# UMass LIVING

## June 26, 2009

### (Jun 25) Meeting Summary: Wainwright / Jordan, ch 4.3

Filed under: Uncategorized — umassliving @ 4:35 pm
Tags: ,

Cleared up confusion over univariate versus multivariate sufficient statistics.  Key point was that $\Phi^i$ will be a vector, not a scalar.

“Marginalization” for a Gaussian means computing mean and covariance, in general it means computing the mean parameters (for discrete random variables using the standard overcomplete sufficient statistics, this will coincide with our normal definition of marginalization).

Note there’s a missing $x$ in equation 4.63, the beginning should be $\exp(-\frac{1}{2}x^T \Sigma^{-1} x)$.  Also, starting on page 113 and repeating several other times, the paper references equation 4.48, but actually means equation 4.58.

Answer to the pre-meeting question of how we know that $\mathcal{L}(\phi, \Phi)$ is convex: for any given projection $\Pi^i$ for a fixed $i$, the set is convex because of the convexity of $\mathcal{M}$$\mathcal{L}$ is then just the intersection of all these convex sets, and hence is convex itself.

How do we get the term-by-term entropy approximation 4.68?  If you start with the definition of entropy as $- \int p(x) \ln p(x) dx$ and use equation 4.58 for $p(x)$, and in addition, ignore the log partition function, you can derive 4.68, but this is a mistake, because the log partition function ties all the components together, so you can’t decompose the probability.  The approximation, then, is to assume that the distribution factorizes as $p(x;\theta,\tilde{\theta}) = p(x;\theta,\vec{0}) \prod_i p(x; \theta, \tilde{\theta}^i) / p(x; \theta, \vec{0})$, and using that approximation, you can derive 4.68.

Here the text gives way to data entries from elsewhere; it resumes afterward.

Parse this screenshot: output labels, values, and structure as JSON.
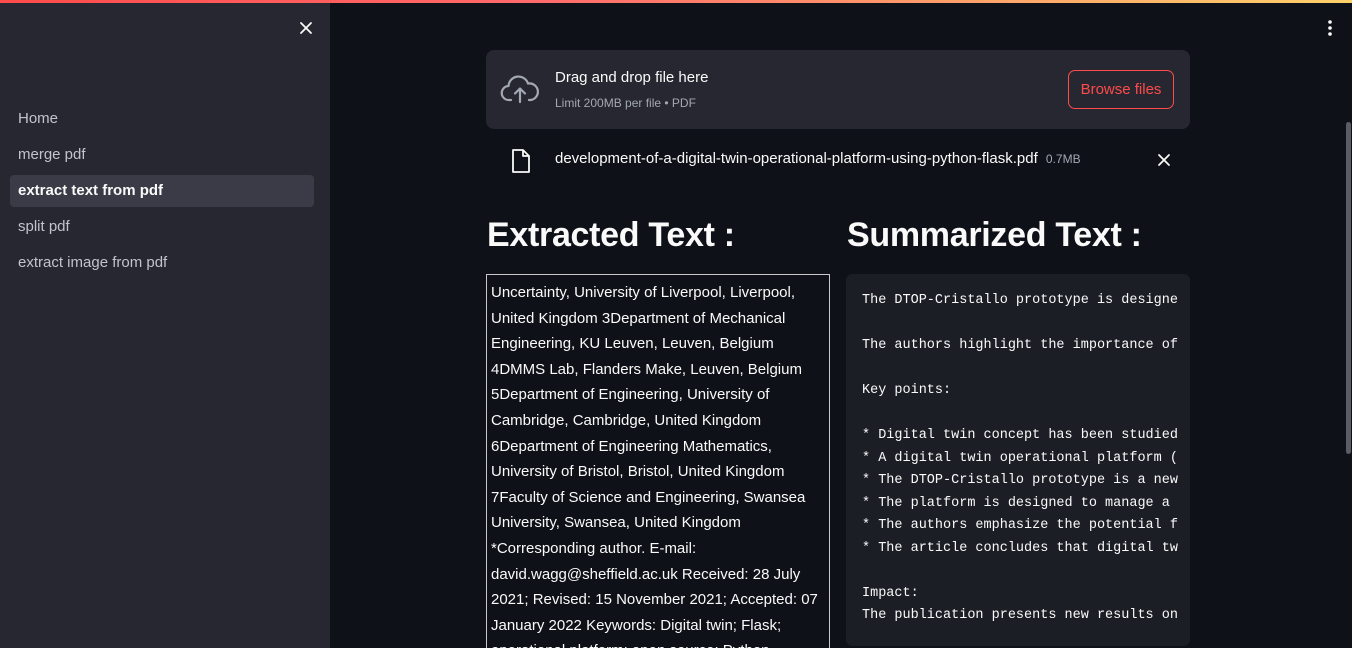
{
  "sidebar": {
    "items": [
      {
        "label": "Home",
        "active": false
      },
      {
        "label": "merge pdf",
        "active": false
      },
      {
        "label": "extract text from pdf",
        "active": true
      },
      {
        "label": "split pdf",
        "active": false
      },
      {
        "label": "extract image from pdf",
        "active": false
      }
    ]
  },
  "uploader": {
    "title": "Drag and drop file here",
    "subtitle": "Limit 200MB per file • PDF",
    "browse_label": "Browse files"
  },
  "file": {
    "name": "development-of-a-digital-twin-operational-platform-using-python-flask.pdf",
    "size": "0.7MB"
  },
  "extracted": {
    "heading": "Extracted Text :",
    "text": "Uncertainty, University of Liverpool, Liverpool, United Kingdom 3Department of Mechanical Engineering, KU Leuven, Leuven, Belgium 4DMMS Lab, Flanders Make, Leuven, Belgium 5Department of Engineering, University of Cambridge, Cambridge, United Kingdom 6Department of Engineering Mathematics, University of Bristol, Bristol, United Kingdom 7Faculty of Science and Engineering, Swansea University, Swansea, United Kingdom *Corresponding author. E-mail: david.wagg@sheffield.ac.uk Received: 28 July 2021; Revised: 15 November 2021; Accepted: 07 January 2022 Keywords: Digital twin; Flask; operational platform; open source; Python"
  },
  "summary": {
    "heading": "Summarized Text :",
    "text": "The DTOP-Cristallo prototype is designe\n\nThe authors highlight the importance of\n\nKey points:\n\n* Digital twin concept has been studied\n* A digital twin operational platform (\n* The DTOP-Cristallo prototype is a new\n* The platform is designed to manage a \n* The authors emphasize the potential f\n* The article concludes that digital tw\n\nImpact:\nThe publication presents new results on"
  },
  "colors": {
    "background": "#0e1117",
    "sidebar": "#262730",
    "accent": "#ff4b4b"
  },
  "icons": {
    "sidebar_close": "close-icon",
    "menu": "vertical-dots-icon",
    "upload": "cloud-upload-icon",
    "file": "file-icon",
    "remove": "close-icon"
  }
}
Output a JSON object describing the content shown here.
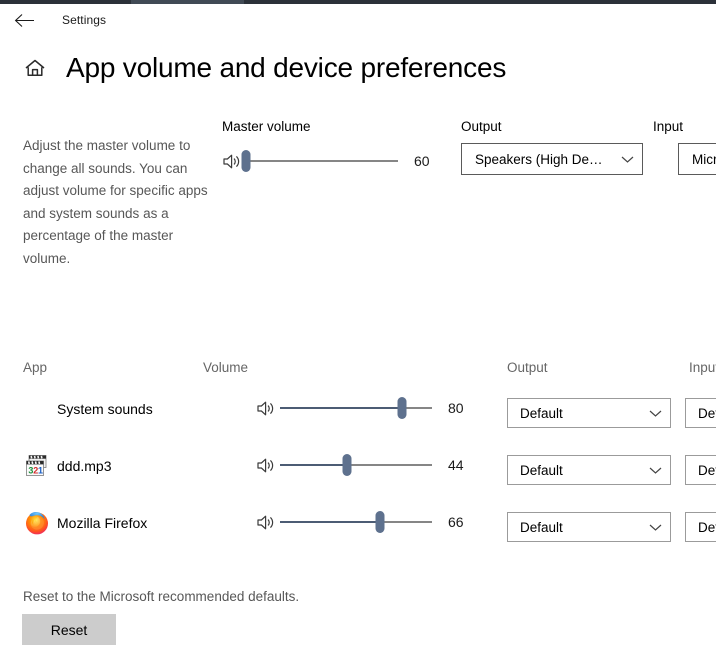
{
  "titlebar": {
    "back_icon": "back-arrow-icon",
    "app_title": "Settings"
  },
  "header": {
    "home_icon": "home-icon",
    "page_title": "App volume and device preferences"
  },
  "master": {
    "description": "Adjust the master volume to change all sounds. You can adjust volume for specific apps and system sounds as a percentage of the master volume.",
    "volume_label": "Master volume",
    "output_label": "Output",
    "input_label": "Input",
    "volume_value": 60,
    "volume_value_text": "60",
    "speaker_icon": "speaker-volume-icon",
    "output_device": "Speakers (High De…",
    "input_device": "Microph",
    "chevron_icon": "chevron-down-icon"
  },
  "app_list": {
    "headers": {
      "app": "App",
      "volume": "Volume",
      "output": "Output",
      "input": "Input"
    },
    "rows": [
      {
        "icon": "none",
        "name": "System sounds",
        "volume": 80,
        "volume_text": "80",
        "speaker_icon": "speaker-volume-icon",
        "output": "Default",
        "input": "Def"
      },
      {
        "icon": "media-player-classic-icon",
        "name": "ddd.mp3",
        "volume": 44,
        "volume_text": "44",
        "speaker_icon": "speaker-volume-icon",
        "output": "Default",
        "input": "Def"
      },
      {
        "icon": "firefox-icon",
        "name": "Mozilla Firefox",
        "volume": 66,
        "volume_text": "66",
        "speaker_icon": "speaker-volume-icon",
        "output": "Default",
        "input": "Def"
      }
    ]
  },
  "reset": {
    "text": "Reset to the Microsoft recommended defaults.",
    "button_label": "Reset"
  },
  "colors": {
    "slider_fill": "#4c5c74",
    "slider_thumb": "#5e718e",
    "slider_track": "#868686",
    "muted_text": "#575757",
    "button_bg": "#cccccc",
    "top_strip": "#2b3139"
  }
}
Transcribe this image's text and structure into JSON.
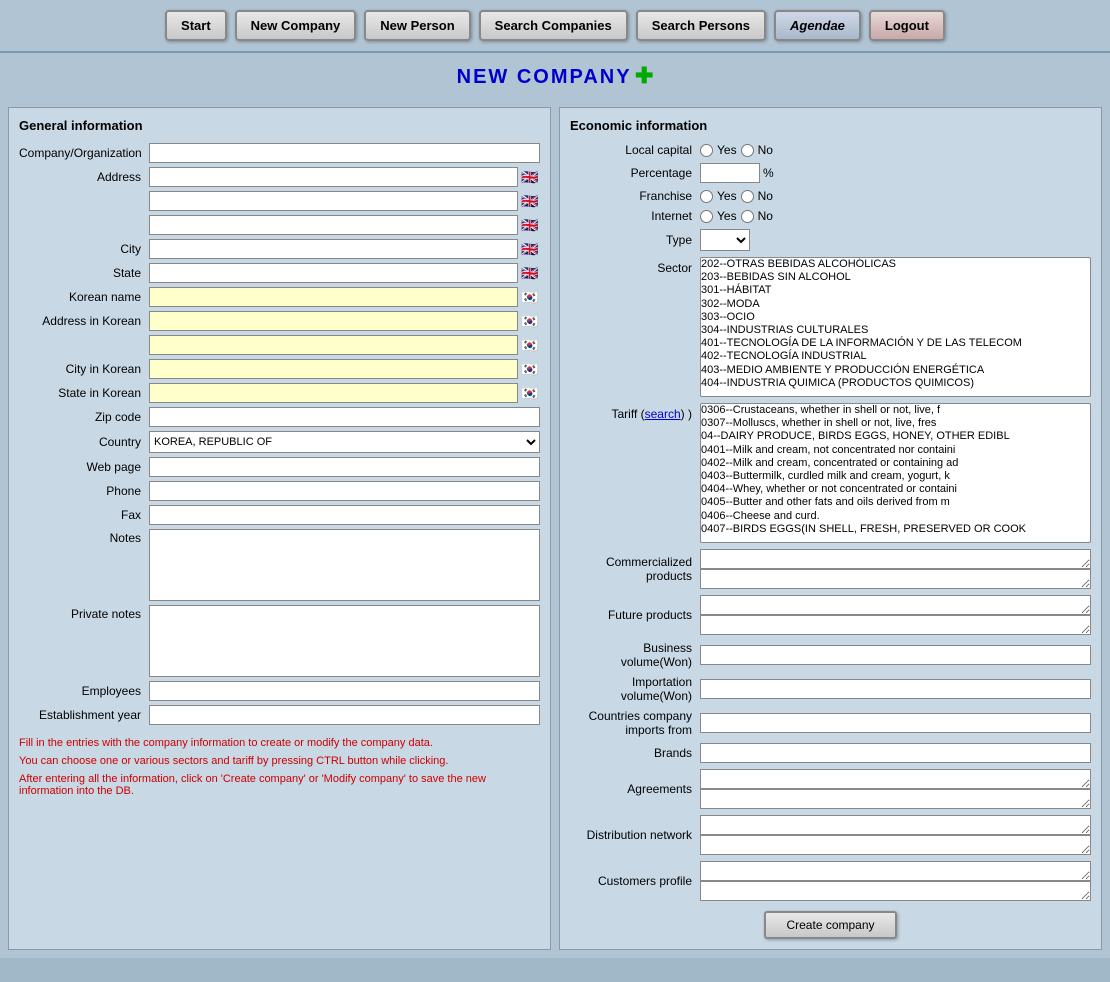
{
  "nav": {
    "start_label": "Start",
    "new_company_label": "New Company",
    "new_person_label": "New Person",
    "search_companies_label": "Search Companies",
    "search_persons_label": "Search Persons",
    "agendae_label": "Agendae",
    "logout_label": "Logout"
  },
  "page_title": "NEW COMPANY",
  "plus_symbol": "✚",
  "general": {
    "title": "General information",
    "company_label": "Company/Organization",
    "address_label": "Address",
    "city_label": "City",
    "state_label": "State",
    "korean_name_label": "Korean name",
    "address_korean_label": "Address in Korean",
    "city_korean_label": "City in Korean",
    "state_korean_label": "State in Korean",
    "zip_label": "Zip code",
    "country_label": "Country",
    "country_value": "KOREA, REPUBLIC OF",
    "webpage_label": "Web page",
    "phone_label": "Phone",
    "fax_label": "Fax",
    "notes_label": "Notes",
    "private_notes_label": "Private notes",
    "employees_label": "Employees",
    "establishment_label": "Establishment year"
  },
  "economic": {
    "title": "Economic information",
    "local_capital_label": "Local capital",
    "yes_label": "Yes",
    "no_label": "No",
    "percentage_label": "Percentage",
    "pct_symbol": "%",
    "franchise_label": "Franchise",
    "internet_label": "Internet",
    "type_label": "Type",
    "sector_label": "Sector",
    "sector_items": [
      "202--OTRAS BEBIDAS ALCOHÓLICAS",
      "203--BEBIDAS SIN ALCOHOL",
      "301--HÁBITAT",
      "302--MODA",
      "303--OCIO",
      "304--INDUSTRIAS CULTURALES",
      "401--TECNOLOGÍA DE LA INFORMACIÓN Y DE LAS TELECOM",
      "402--TECNOLOGÍA INDUSTRIAL",
      "403--MEDIO AMBIENTE Y PRODUCCIÓN ENERGÉTICA",
      "404--INDUSTRIA QUIMICA (PRODUCTOS QUIMICOS)"
    ],
    "tariff_label": "Tariff",
    "tariff_search_label": "search",
    "tariff_items": [
      "0306--Crustaceans, whether in shell or not, live, f",
      "0307--Molluscs, whether in shell or not, live, fres",
      "04--DAIRY PRODUCE, BIRDS EGGS, HONEY, OTHER EDIBL",
      "0401--Milk and cream, not concentrated nor containi",
      "0402--Milk and cream, concentrated or containing ad",
      "0403--Buttermilk, curdled milk and cream, yogurt, k",
      "0404--Whey, whether or not concentrated or containi",
      "0405--Butter and other fats and oils derived from m",
      "0406--Cheese and curd.",
      "0407--BIRDS EGGS(IN SHELL, FRESH, PRESERVED OR COOK"
    ],
    "commercialized_label": "Commercialized products",
    "future_label": "Future products",
    "business_volume_label": "Business volume(Won)",
    "importation_volume_label": "Importation volume(Won)",
    "countries_imports_label": "Countries company imports from",
    "brands_label": "Brands",
    "agreements_label": "Agreements",
    "distribution_label": "Distribution network",
    "customers_label": "Customers profile"
  },
  "instructions": [
    "Fill in the entries with the company information to create or modify the company data.",
    "You can choose one or various sectors and tariff by pressing CTRL button while clicking.",
    "After entering all the information, click on 'Create company' or 'Modify company' to save the new information into the DB."
  ],
  "create_btn_label": "Create company"
}
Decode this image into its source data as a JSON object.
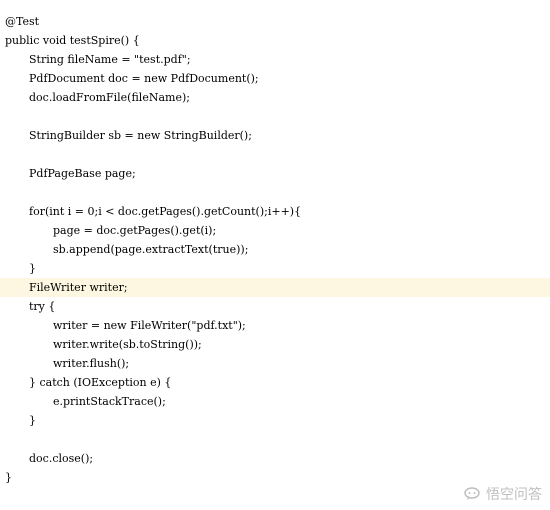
{
  "code": {
    "lines": [
      {
        "text": "@Test",
        "indent": 0,
        "highlight": false
      },
      {
        "text": "public void testSpire() {",
        "indent": 0,
        "highlight": false
      },
      {
        "text": "String fileName = \"test.pdf\";",
        "indent": 1,
        "highlight": false
      },
      {
        "text": "PdfDocument doc = new PdfDocument();",
        "indent": 1,
        "highlight": false
      },
      {
        "text": "doc.loadFromFile(fileName);",
        "indent": 1,
        "highlight": false
      },
      {
        "text": "",
        "indent": 0,
        "highlight": false
      },
      {
        "text": "StringBuilder sb = new StringBuilder();",
        "indent": 1,
        "highlight": false
      },
      {
        "text": "",
        "indent": 0,
        "highlight": false
      },
      {
        "text": "PdfPageBase page;",
        "indent": 1,
        "highlight": false
      },
      {
        "text": "",
        "indent": 0,
        "highlight": false
      },
      {
        "text": "for(int i = 0;i < doc.getPages().getCount();i++){",
        "indent": 1,
        "highlight": false
      },
      {
        "text": "page = doc.getPages().get(i);",
        "indent": 2,
        "highlight": false
      },
      {
        "text": "sb.append(page.extractText(true));",
        "indent": 2,
        "highlight": false
      },
      {
        "text": "}",
        "indent": 1,
        "highlight": false
      },
      {
        "text": "FileWriter writer;",
        "indent": 1,
        "highlight": true
      },
      {
        "text": "try {",
        "indent": 1,
        "highlight": false
      },
      {
        "text": "writer = new FileWriter(\"pdf.txt\");",
        "indent": 2,
        "highlight": false
      },
      {
        "text": "writer.write(sb.toString());",
        "indent": 2,
        "highlight": false
      },
      {
        "text": "writer.flush();",
        "indent": 2,
        "highlight": false
      },
      {
        "text": "} catch (IOException e) {",
        "indent": 1,
        "highlight": false
      },
      {
        "text": "e.printStackTrace();",
        "indent": 2,
        "highlight": false
      },
      {
        "text": "}",
        "indent": 1,
        "highlight": false
      },
      {
        "text": "",
        "indent": 0,
        "highlight": false
      },
      {
        "text": "doc.close();",
        "indent": 1,
        "highlight": false
      },
      {
        "text": "}",
        "indent": 0,
        "highlight": false
      }
    ]
  },
  "colors": {
    "background": "#ffffff",
    "text": "#000000",
    "current_line_highlight": "#fdf7e1"
  },
  "watermark": {
    "icon": "chat-bubble-logo-icon",
    "text": "悟空问答"
  }
}
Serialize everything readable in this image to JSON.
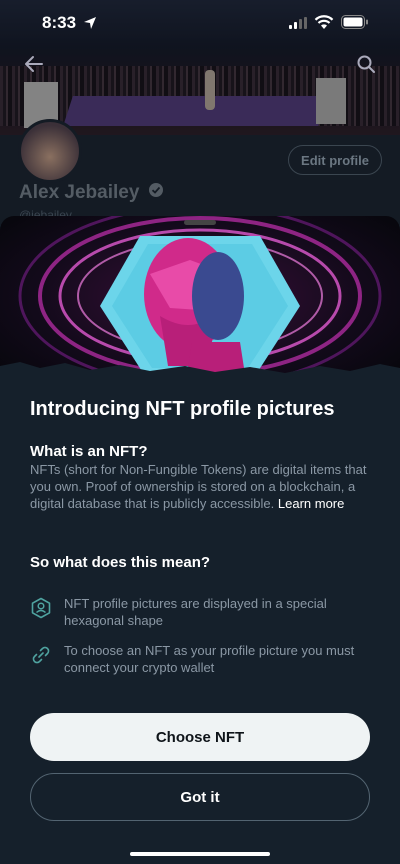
{
  "status_bar": {
    "time": "8:33"
  },
  "profile": {
    "name": "Alex Jebailey",
    "handle": "@jebailey",
    "edit_label": "Edit profile"
  },
  "sheet": {
    "title": "Introducing NFT profile pictures",
    "what_heading": "What is an NFT?",
    "what_body": "NFTs (short for Non-Fungible Tokens) are digital items that you own. Proof of ownership is stored on a blockchain, a digital database that is publicly accessible.",
    "learn_more": "Learn more",
    "meaning_heading": "So what does this mean?",
    "items": [
      {
        "icon": "hexagon-profile-icon",
        "text": "NFT profile pictures are displayed in a special hexagonal shape"
      },
      {
        "icon": "link-icon",
        "text": "To choose an NFT as your profile picture you must connect your crypto wallet"
      }
    ],
    "primary_button": "Choose NFT",
    "secondary_button": "Got it"
  },
  "colors": {
    "background": "#15202b",
    "primary_button_bg": "#eff3f4",
    "muted_text": "#8b98a5",
    "icon_teal": "#4fa3a0",
    "art_magenta": "#e0308c",
    "art_cyan": "#5fd0e8"
  }
}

In the pre-meeting overview, there was the question of what would happen in example 4.9, showing the Bethe approximation as a special case of EP, if you took the sufficient statistics associated with one particular node $v$, $\tau_v$, and put those as a single element of the intractable component.  What I believe will happen is that you will lose the marginalization constraints for that particular node $v$ for all edges connected to $v$ ($\sum_{x_u} \tau_{uv} (x_u, x_v) = \tau_v(x_v)$).  In addition, the entropy approximation will change, since $H(\tau_{uv}) - H(\tau_u) - H(\tau_v)$ will no longer be equal to the mutual information due to the lack of the marginalization constraint.

Deriving equation 4.77: The key is how to take the derivative of $H(\tau)$.  Unlike in the proof of Theorem 4.2, we do not know the exact form of $\tau$ and so we can’t assume that $\tau$ are the marginals and use them in the standard entropy formula.  It turns out that the derivative of the entropy is the negative of the canonical parameters that correspond to $\tau$.  This is because (as you can read on page 68) the conjugate dual is the negative entropy, and $\nabla A^*$ gives the mapping from mean parameters to canonical parameters.  Also, you can prove this directly by letting $\theta'(\tau)$ be the canonical parameters associated with $\tau$, using the fact that $p(x) = \exp(\langle \theta'(\tau), \phi(x) \rangle - A(\theta'(\tau)))$, and take the derivative of $\int p(x) \ln p(x) dx$.  Remember that $\theta'(\tau)$ depends on $\tau$, so you’ll need to take that into account when you take the derivative with respect to $\tau$.

If anyone figures out how to derive equation 4.78, please put that in a comment.

One thing that wasn’t mentioned during the meeting, and which may either be important or obvious, is that $\lambda^i$ does not appear in the augmented distribution $q^i$.  Therefore, you can compute the expectation of $\phi(x)$ with respect to $q^i$ (which is $\eta_i$), and then adjust $\lambda^i$ so that the expected value of $\phi(x)$ is the same under base distribution $q$ without changing $q^i$, which would not be true if you adjusted any of the other $\lambda$‘s.

Another question for thought: at the bottom of p123, it says the entropy $H(\tau(T),\tau_{uv})$ associated with the augmented distribution does not have an explicit form, but can be computed easily.  How would you compute it, and why can’t you do the same thing for the original entire distribution?

In the middle of p124, there is a typo – after the product $\prod_{(s,t) \neq (u,v)}$, to the right of that, it should be $\lambda^{st}$, not $\lambda^{uv}$.